On-line version ISSN 0717-9707

J. Chil. Chem. Soc. vol.59 no.2 Concepción July 2014 





1 Departamento de Química-Física. Facultad de Química. Pontificia Universidad Católica de Chile. Santiago. Chile´.
* e-mail:


The organization of bilayers depends on the physicochemical and structural properties of the molecules that compose the membrane. The phospholipid molecular shape depends on the relative volumes of their polar headgroups and non-polar acyl chains. In this work, we study the effect of DHPC concentration over the bilayer of large unilamellar vesicles (LUV) prepared with different proportions of dipalmitoylphosphatidylcholine / sphingomyelin / dihexanoylphosphatidylcholine (DPPC/SM/DHPC) using fluorescence spectroscopy and molecular dynamics (MD) simulations. In this work, we use Laurdan's generalized polarization (GP) and 1,6-diphenyl-1,3,5-hexatriene (DPH) fluorescence anisotropy to observe the effect of DHPC concentration on dynamic properties of both, the interface and hydrophobic region. Detailed information, at atomistic scale, was obtained by trajectory calculations of accessible solvent area (ASA), partial densities and order parameters using Molecular Dynamics (MD). The results indicate that DHPC induces global packing defects in the membrane, favoring the liquid crystalline state for the system with higher concentration of DHPC.



Biological membranes are mainly a lipid bilayer in the liquid-crystalline phase.

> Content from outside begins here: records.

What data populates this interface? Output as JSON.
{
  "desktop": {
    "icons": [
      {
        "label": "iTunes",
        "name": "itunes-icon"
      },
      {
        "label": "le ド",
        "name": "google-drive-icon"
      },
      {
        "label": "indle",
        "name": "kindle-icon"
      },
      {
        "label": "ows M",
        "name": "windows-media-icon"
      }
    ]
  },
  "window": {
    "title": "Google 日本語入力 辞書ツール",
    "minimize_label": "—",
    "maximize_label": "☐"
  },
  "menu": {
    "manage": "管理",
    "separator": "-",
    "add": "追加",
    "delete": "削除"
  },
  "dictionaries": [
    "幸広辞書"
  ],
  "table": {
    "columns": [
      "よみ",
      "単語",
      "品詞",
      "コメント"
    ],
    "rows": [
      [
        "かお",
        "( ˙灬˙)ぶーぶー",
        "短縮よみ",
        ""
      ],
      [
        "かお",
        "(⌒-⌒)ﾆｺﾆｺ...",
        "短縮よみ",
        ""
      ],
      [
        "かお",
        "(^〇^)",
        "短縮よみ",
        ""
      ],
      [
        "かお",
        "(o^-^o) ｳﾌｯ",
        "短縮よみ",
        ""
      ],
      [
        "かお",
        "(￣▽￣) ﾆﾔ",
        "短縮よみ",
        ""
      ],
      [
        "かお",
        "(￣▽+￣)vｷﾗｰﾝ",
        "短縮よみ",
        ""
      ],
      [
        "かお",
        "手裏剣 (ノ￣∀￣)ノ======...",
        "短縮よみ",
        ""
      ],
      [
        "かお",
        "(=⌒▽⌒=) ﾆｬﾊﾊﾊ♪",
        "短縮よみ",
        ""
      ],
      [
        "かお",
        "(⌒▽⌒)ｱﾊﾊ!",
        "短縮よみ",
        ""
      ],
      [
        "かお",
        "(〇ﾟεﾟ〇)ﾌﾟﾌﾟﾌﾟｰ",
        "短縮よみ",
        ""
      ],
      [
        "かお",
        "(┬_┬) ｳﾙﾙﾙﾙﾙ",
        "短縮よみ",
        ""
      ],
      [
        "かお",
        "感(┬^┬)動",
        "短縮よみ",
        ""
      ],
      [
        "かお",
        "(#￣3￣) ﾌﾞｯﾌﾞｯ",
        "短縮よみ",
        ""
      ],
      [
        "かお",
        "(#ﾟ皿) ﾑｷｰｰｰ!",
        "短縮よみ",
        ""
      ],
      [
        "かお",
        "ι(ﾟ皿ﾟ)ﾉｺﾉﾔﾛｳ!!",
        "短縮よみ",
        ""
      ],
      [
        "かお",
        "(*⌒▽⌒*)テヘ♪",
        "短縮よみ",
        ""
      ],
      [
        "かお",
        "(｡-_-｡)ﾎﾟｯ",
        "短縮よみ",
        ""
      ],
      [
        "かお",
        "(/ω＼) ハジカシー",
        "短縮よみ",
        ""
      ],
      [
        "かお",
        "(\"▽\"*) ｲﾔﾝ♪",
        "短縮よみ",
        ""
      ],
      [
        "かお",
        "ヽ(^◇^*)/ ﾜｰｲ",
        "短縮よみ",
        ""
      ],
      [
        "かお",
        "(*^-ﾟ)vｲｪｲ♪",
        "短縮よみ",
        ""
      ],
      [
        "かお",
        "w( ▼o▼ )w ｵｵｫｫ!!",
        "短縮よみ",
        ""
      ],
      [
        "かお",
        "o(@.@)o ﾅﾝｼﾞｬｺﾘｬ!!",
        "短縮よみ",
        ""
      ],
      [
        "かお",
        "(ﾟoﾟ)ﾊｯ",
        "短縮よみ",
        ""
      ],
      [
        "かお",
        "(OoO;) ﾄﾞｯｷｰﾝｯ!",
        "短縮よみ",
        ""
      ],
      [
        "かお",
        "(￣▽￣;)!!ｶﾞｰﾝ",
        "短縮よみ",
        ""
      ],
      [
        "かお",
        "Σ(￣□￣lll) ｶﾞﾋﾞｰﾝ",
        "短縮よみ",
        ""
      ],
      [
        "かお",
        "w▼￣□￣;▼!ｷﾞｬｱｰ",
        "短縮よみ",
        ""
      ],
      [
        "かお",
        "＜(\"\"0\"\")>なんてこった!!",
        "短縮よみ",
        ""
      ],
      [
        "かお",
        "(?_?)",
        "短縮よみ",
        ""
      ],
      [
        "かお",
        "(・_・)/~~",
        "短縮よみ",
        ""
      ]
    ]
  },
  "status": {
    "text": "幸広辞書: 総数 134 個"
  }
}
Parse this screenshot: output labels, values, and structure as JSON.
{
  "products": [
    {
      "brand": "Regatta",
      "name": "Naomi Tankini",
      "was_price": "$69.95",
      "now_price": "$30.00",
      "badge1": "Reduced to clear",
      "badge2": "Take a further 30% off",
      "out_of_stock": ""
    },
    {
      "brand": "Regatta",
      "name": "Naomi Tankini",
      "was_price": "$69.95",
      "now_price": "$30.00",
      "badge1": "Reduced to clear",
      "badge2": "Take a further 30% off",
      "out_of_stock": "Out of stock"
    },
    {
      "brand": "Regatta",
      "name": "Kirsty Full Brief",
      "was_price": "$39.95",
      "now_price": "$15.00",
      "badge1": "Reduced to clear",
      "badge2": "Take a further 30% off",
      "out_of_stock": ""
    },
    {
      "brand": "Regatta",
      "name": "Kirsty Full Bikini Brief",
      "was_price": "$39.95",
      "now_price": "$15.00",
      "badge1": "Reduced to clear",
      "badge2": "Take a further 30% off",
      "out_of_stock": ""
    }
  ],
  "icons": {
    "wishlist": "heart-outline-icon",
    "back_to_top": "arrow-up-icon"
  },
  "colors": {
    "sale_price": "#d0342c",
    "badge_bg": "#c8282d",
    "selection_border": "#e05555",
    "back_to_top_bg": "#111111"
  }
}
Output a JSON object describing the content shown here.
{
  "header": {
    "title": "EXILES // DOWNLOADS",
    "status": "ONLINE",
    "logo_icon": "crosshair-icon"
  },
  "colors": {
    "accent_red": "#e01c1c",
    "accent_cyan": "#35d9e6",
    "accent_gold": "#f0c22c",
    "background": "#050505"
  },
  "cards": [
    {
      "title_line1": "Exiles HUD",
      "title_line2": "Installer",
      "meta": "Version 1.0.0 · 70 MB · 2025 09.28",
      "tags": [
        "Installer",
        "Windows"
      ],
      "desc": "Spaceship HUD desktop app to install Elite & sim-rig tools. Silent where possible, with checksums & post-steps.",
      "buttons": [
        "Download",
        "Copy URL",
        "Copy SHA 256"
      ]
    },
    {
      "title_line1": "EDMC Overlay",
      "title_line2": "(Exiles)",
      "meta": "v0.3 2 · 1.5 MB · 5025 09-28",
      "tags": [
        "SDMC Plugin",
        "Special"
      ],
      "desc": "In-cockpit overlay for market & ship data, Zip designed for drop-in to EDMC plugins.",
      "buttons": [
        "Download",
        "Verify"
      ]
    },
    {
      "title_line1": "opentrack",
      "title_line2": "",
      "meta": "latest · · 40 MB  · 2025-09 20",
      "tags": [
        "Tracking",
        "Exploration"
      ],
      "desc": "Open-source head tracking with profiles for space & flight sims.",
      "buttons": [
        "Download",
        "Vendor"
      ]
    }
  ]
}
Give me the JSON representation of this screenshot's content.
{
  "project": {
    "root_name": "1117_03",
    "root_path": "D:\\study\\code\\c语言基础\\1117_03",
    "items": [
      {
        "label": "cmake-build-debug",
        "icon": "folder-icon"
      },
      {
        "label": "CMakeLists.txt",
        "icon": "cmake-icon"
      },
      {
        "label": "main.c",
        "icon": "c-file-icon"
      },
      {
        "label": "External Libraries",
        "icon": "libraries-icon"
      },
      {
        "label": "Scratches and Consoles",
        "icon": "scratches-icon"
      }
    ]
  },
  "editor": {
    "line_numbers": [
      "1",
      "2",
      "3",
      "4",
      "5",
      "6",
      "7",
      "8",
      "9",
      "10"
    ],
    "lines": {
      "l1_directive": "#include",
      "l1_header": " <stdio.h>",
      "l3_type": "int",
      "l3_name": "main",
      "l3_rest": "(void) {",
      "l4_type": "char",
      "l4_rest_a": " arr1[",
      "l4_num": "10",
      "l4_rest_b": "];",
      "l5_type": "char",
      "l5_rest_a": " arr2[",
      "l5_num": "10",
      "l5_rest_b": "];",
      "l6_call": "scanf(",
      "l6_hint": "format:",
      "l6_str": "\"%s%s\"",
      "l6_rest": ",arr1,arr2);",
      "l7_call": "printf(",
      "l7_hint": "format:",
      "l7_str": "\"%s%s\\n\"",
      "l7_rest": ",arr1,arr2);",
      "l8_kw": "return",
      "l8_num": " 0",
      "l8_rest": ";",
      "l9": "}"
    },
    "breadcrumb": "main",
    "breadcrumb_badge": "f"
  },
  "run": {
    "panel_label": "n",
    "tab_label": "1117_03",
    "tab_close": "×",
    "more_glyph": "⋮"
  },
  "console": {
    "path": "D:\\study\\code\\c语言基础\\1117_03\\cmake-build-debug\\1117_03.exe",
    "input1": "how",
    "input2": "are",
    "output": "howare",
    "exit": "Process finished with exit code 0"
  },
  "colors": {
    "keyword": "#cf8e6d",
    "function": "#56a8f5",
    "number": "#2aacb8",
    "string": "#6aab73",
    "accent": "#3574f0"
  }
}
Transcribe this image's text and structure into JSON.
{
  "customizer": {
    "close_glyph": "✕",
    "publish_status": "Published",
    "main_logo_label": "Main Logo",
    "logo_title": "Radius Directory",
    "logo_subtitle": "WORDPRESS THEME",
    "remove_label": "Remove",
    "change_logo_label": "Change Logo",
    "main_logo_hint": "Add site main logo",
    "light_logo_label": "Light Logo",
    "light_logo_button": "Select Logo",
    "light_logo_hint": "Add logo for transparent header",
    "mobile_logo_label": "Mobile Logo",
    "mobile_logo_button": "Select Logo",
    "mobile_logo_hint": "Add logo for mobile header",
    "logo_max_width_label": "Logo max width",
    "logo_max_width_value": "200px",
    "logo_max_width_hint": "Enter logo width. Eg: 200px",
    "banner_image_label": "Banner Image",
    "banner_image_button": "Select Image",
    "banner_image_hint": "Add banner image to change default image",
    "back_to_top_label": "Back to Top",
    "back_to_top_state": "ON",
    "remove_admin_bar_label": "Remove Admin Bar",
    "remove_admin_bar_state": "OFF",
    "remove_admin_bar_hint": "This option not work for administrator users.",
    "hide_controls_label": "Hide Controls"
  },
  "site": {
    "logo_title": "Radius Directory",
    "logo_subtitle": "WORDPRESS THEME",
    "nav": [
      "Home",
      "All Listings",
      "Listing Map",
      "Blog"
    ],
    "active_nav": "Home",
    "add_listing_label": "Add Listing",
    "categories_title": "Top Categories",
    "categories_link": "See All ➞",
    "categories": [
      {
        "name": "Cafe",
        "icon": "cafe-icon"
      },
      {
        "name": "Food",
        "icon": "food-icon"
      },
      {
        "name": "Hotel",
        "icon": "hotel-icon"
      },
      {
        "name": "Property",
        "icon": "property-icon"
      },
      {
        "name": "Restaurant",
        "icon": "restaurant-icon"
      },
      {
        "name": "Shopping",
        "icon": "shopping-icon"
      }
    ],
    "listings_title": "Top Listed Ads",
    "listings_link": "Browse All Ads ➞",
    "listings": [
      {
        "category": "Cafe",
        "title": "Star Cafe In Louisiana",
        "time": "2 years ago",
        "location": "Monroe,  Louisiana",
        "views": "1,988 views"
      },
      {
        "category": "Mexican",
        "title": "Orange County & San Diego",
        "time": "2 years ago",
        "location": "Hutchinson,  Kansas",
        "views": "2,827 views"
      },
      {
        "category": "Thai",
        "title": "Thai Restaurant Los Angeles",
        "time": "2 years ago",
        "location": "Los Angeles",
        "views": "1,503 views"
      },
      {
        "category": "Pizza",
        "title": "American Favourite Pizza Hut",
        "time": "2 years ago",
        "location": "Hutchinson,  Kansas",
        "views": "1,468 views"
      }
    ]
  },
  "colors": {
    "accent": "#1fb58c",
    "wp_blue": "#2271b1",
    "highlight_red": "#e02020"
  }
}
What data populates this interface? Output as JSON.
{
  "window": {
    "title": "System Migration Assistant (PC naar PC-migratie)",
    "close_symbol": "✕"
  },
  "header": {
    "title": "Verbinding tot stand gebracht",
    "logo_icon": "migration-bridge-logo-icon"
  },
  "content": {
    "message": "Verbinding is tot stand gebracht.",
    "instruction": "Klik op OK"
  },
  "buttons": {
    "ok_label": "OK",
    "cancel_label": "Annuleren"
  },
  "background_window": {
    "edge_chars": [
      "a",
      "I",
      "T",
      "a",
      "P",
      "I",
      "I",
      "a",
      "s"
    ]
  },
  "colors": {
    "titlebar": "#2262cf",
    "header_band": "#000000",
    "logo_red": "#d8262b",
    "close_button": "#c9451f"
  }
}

The organization of the bilayer depends on the physicochemical and structural properties of the molecules that compose the membrane. The phospholipid molecular shape depends on the relative volumes of their polar headgroup and apolar acyl chains. Depending on their relative volumes, phospholipids can adopt molecular shapes such as cylindrical, conical or inverted cone. Packing of phospholipids with different molecular shapes can generate different supramolecular organizations, such as micellar, lamellar, hexagonal and cubic phases1,2. Different molecular packing of mixed lipids, with different shapes, induces heterogeneous lateral organization, forming microdomains called lipid rafts1,3. Moreover, lipid rafts induce spontaneous curvature in the membrane4,5. Short-chain phospholipids, such as dihexanoylphosphatidylcholine (DHPC), present an inverted cone shape. This feature allows to generate structures with high mobility and curvature, such as micelles. In the last two decades, bicellar systems have become a useful membrane mimetic since it provides an oriented media for the study of molecules with biological interest, using solid 6-9 and solution NMR10, 11. Bicellar systems are formed from mixtures of the dihexanoylphosphatidylcholine (DHPC) and dimiristoylphosphatidylcholine (DMPC)4,12 and occasionally, dipalmitoylphatidylcholine (DPPC)13-15. On the other hand, it has been reported that adding a third lipid, with propensity to form a non-lamellar phase, to the DPPC/SM mixture, increases the permeation of cytolitic proteins16. Additionally, lipid packing defects seems to be essential for the membrane adsorption of various membrane proteins 17,18. In this work, we study the effect of low concentration of DHPC over the dynamics of bilayer components in large unilamellar vesicles (LUV) formed with different concentrations of DPPC/SM/DHPC, using fluorescence spectroscopy and molecular dynamics (MD) simulations.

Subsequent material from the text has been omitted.